Much of the yield increase also seems to be coming from an improvement in breeds, particularly cows. For buffaloes, which contribute to more than half of India's milk production, the yield improvement has been quite low. The current fat content of the milk from cows in India (about 4.5%) is quite low though some consider it healthier, which is possibly one of the reasons Indian milk is among the cheapest in the world. Buffalo milk fat content is higher (about 7%), so it commands a better price.
Despite having the largest heads of cattle globally, India's milk output is only the second largest after the US, with yields per cow right at the bottom, though they have been rising rapidly of late, Credit Suisse says.

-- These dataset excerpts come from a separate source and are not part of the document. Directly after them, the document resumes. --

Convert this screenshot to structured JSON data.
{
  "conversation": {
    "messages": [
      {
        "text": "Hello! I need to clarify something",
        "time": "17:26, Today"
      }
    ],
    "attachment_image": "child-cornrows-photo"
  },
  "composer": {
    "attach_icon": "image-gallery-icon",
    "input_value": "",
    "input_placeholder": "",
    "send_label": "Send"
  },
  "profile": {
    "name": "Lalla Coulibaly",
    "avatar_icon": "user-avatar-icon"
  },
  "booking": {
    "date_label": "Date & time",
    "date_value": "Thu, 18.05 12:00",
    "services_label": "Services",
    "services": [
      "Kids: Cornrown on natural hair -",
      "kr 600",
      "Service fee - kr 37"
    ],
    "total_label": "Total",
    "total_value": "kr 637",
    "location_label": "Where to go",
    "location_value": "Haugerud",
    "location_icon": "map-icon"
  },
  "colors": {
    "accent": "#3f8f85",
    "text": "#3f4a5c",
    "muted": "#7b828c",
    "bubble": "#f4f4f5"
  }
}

Cost still pushing up prices: A sharp spike unlikely
According to the report, milk has been a significant contributor to food inflation over the past five years, even though the recent tempering of milk price appreciation has meant that its contribution to food inflation over the past year has been much lower.
"Looking at annual changes in milk prices, we conclude that the five-year surge was likely due to a one-off sharp increase in fodder and labour prices in FY10, the two key input costs for milk production. This correlation doesn't apply strongly on an annual basis, but it should not either—after all, the capital investment in a cow/buffalo is a sunk cost and whether to increase supply or not cannot be taken on an annual basis. This adjustment happens over several years (from insemination of the animal to the lactation period). Over a five-year period, though, there is a meaningful visual correlation," Credit Suisse says.

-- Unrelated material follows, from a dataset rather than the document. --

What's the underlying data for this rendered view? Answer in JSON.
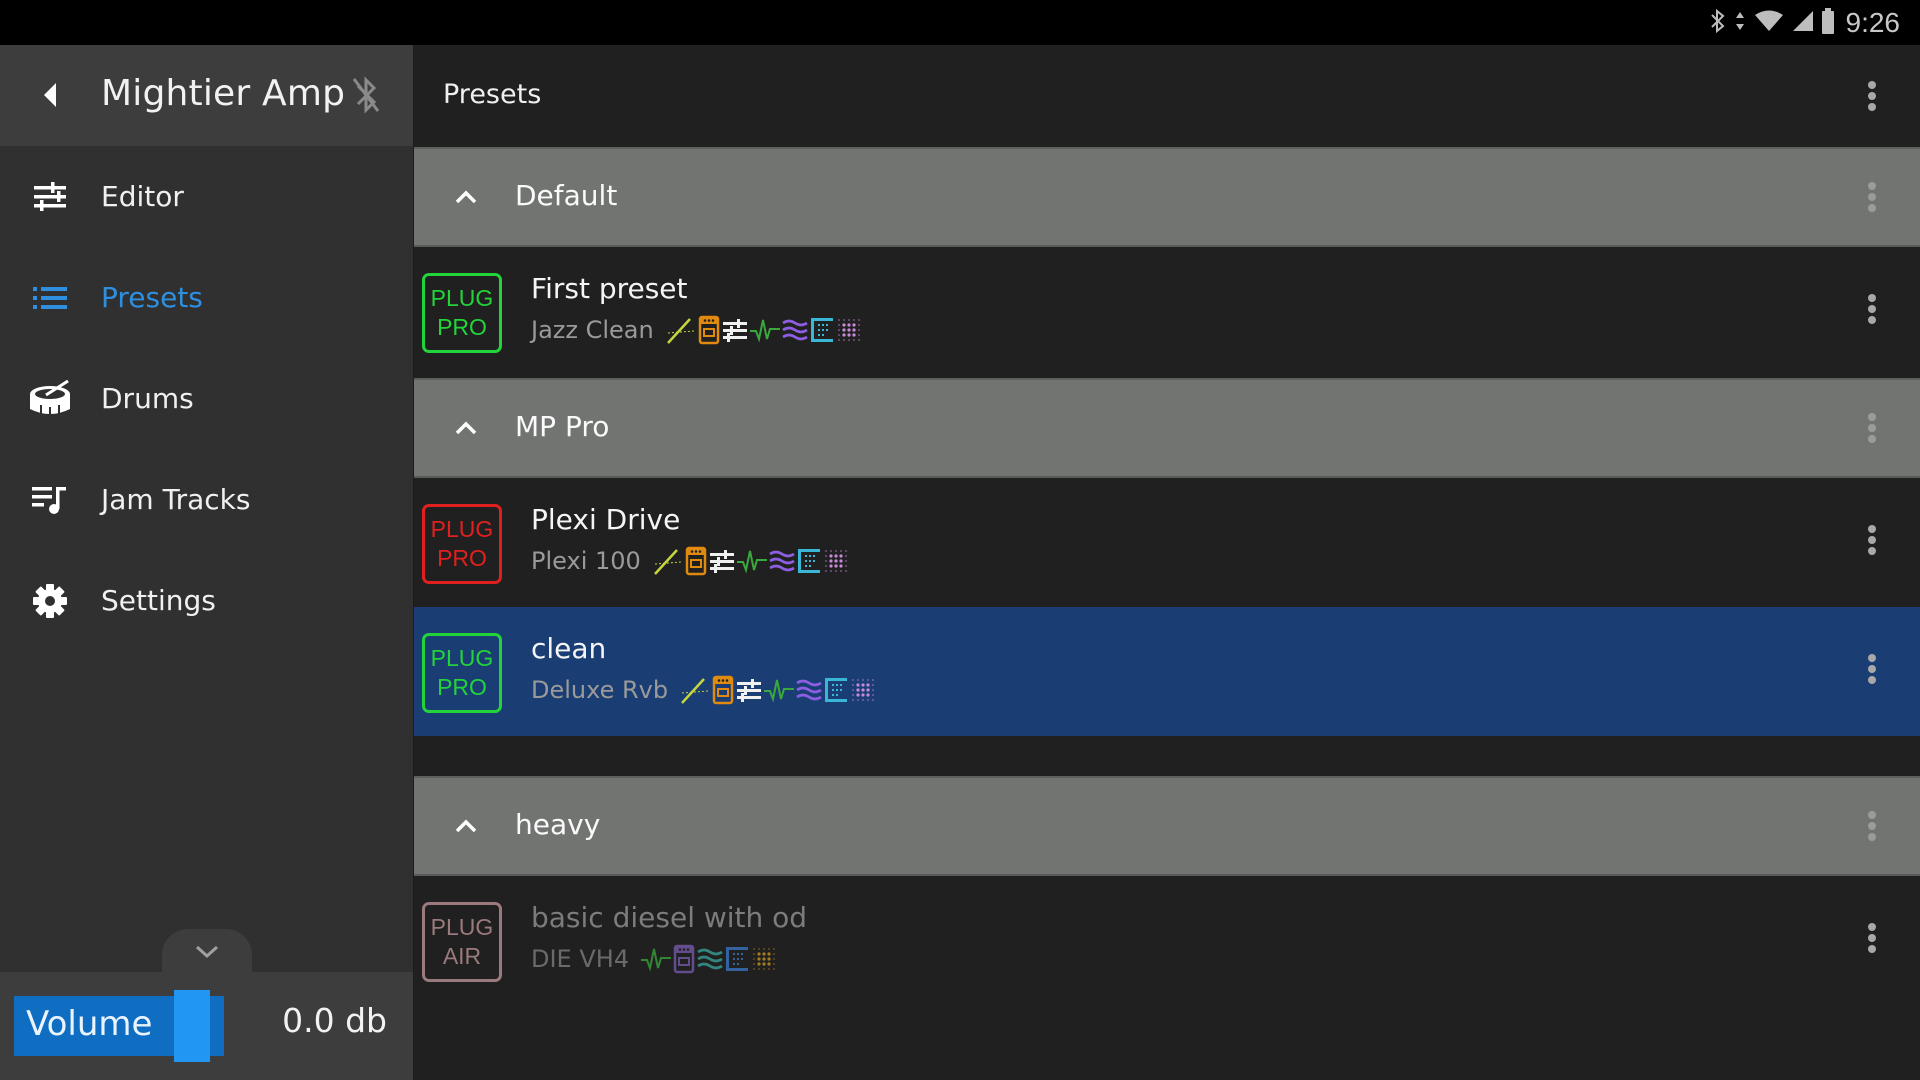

Meat exports: Structural uplift
Meat production as per official statistics has been growing at the fastest pace among all agri sub-categories, and particularly so among animal products. This is despite what seems to be gross under-reporting of growth, given that some government surveys seem to suggest much faster growth in demand than what supply data suggest.
Exports of animal products are rising at a rapid clip, and we estimate more than 7% of total output is now exported. This is primarily meat (beef—India was the largest beef exporter in the world in CY12, and the FAO expects India's exports to rise another 20% in CY13), though marine and poultry and dairy exports too have risen, the report says.
Almost all of the increase in meat production in India has come from buffalo meat (Figure 28), 90% of which is exported. The increase has come primarily from Uttar Pradesh (UP), Andhra Pradesh (AP) and Punjab. The numbers slaughtered in 2011 were 6.9 million, which should have risen to about 10.5 million animals by FY13. It is hard to see this number rising much higher, as a top-down analysis suggests that of the 105 million buffaloes in 2007, only 20 million were males, and less than 2 million were females beyond reproductive age, the report says.
Poultry production = job creation
The fastest growing form of meat production is poultry, which not surprisingly is where demand growth due to changing food habits is the strongest as well. As the poultry population saw a CAGR of 10%+ per annum in 2006-11, it also created about 0.75 million jobs per year during 2005-10. We expect it to continue to drive job growth at the pace of 0.8-1.0 million jobs per year going forward, Credit Suisse says.